My eyes widen. Blur.

“And the good you do,” he says more gently, easing his grip. “Nothing ends in this arena. If we have to, we invade. Good options don’t exist. Only choices.”

My throat burns with rising tears. “I made one, and Cassandra’s dead.” Her lifeless face is all I can see. Her gruesome second smile. “Oh Gods. Piers already hates me. He’s going to kill me.”

“Piers doesn’t hate you.” Griffin wraps his arms around me and draws me in close. I resist at first but then realize that’s not what I really want. I lay my cheek against his chest, letting my weight sag and wishing I could somehow settle our burdens back onto his shoulders again.
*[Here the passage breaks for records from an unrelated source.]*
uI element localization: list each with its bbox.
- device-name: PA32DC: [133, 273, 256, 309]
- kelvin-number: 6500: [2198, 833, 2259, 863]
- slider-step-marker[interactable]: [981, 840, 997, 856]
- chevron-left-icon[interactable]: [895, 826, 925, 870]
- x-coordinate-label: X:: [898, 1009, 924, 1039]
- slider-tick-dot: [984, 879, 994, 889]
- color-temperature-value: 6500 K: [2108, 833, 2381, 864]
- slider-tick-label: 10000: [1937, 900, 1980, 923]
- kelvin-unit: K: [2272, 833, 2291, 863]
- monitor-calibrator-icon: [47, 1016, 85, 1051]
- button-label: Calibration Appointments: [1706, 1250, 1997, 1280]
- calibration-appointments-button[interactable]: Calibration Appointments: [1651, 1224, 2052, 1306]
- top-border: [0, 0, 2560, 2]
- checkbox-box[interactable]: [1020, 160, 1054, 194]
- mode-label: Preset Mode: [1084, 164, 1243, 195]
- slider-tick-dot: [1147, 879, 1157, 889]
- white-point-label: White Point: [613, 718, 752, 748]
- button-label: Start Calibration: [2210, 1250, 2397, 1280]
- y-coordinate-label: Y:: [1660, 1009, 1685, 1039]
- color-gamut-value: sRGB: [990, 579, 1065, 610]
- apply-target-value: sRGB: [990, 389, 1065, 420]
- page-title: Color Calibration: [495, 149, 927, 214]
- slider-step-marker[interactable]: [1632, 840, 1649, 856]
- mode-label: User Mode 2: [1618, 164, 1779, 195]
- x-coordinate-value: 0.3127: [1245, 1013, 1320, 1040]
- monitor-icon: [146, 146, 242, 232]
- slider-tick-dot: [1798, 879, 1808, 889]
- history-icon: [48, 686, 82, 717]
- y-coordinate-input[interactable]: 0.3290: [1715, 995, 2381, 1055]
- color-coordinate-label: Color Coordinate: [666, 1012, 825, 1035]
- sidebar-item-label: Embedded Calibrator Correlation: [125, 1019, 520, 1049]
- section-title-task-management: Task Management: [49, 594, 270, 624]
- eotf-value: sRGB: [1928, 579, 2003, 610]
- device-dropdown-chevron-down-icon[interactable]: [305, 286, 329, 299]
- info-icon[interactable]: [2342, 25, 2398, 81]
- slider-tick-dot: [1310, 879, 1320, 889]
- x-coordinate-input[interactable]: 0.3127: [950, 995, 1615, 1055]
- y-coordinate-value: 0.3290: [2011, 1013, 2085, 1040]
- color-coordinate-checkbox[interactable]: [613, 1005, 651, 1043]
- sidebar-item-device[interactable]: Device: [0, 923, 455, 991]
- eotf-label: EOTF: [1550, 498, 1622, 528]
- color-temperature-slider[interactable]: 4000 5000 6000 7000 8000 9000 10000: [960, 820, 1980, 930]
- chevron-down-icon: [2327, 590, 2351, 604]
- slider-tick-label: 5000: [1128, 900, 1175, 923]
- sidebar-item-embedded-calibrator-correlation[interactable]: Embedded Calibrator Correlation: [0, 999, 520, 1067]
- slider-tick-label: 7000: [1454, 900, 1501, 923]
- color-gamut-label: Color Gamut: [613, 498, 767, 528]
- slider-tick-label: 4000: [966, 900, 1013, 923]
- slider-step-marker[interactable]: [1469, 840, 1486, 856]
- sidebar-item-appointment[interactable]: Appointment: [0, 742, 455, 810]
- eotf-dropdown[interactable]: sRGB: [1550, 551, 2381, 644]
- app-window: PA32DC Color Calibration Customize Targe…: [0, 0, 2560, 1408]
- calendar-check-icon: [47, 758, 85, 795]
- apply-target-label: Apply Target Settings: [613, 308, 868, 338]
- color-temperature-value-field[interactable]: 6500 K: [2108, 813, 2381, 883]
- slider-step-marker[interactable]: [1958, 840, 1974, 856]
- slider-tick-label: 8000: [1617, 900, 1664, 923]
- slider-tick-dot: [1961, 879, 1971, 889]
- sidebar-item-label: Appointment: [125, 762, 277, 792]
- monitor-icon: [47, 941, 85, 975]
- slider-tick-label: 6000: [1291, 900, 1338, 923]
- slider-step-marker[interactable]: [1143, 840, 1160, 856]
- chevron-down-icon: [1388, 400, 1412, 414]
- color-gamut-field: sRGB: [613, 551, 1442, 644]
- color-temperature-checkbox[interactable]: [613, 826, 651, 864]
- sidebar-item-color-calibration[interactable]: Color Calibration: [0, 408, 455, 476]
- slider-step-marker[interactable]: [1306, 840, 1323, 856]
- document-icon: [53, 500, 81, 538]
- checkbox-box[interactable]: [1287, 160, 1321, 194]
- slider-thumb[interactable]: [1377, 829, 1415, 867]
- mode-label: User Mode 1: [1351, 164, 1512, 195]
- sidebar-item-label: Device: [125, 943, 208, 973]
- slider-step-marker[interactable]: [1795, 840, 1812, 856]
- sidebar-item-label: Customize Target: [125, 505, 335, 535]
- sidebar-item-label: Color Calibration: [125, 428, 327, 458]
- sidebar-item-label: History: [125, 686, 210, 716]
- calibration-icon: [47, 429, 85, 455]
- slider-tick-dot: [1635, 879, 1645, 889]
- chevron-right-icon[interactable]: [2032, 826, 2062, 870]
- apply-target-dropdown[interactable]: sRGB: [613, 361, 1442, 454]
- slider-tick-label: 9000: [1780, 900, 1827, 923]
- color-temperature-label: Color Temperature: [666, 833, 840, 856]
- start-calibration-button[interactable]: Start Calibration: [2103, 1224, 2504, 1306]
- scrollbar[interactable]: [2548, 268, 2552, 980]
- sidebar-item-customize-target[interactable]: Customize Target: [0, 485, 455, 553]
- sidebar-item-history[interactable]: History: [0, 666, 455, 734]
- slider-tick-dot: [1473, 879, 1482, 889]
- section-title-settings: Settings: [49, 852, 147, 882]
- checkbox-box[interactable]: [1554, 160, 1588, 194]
“This isn’t your fault.” His large hand moves slowly up and down my back. “Cassandra shouldn’t have left the suite at night. Not here. Not in this place.”

An ache unfolds under my rib cage. “Did he… Were they…in love?”

“Piers? In love?” Griffin shakes his head. “Not to my knowledge. He cared about her, though. They were comrades. And friends.”

The hot sting behind my eyes gets worse. I take a deep breath. Let it out slowly. “Plan B?” I ask.

“Plan B,” Griffin agrees.

I sniff. “I don’t have a plan B.”

Jocasta throws open the door. “No. Plan A.” She frowns. “You do realize we can hear every word you say?”

I blink at her. “And?”

“We can go through with the Games.” She points to herself. “Woman. Hoi Polloi.”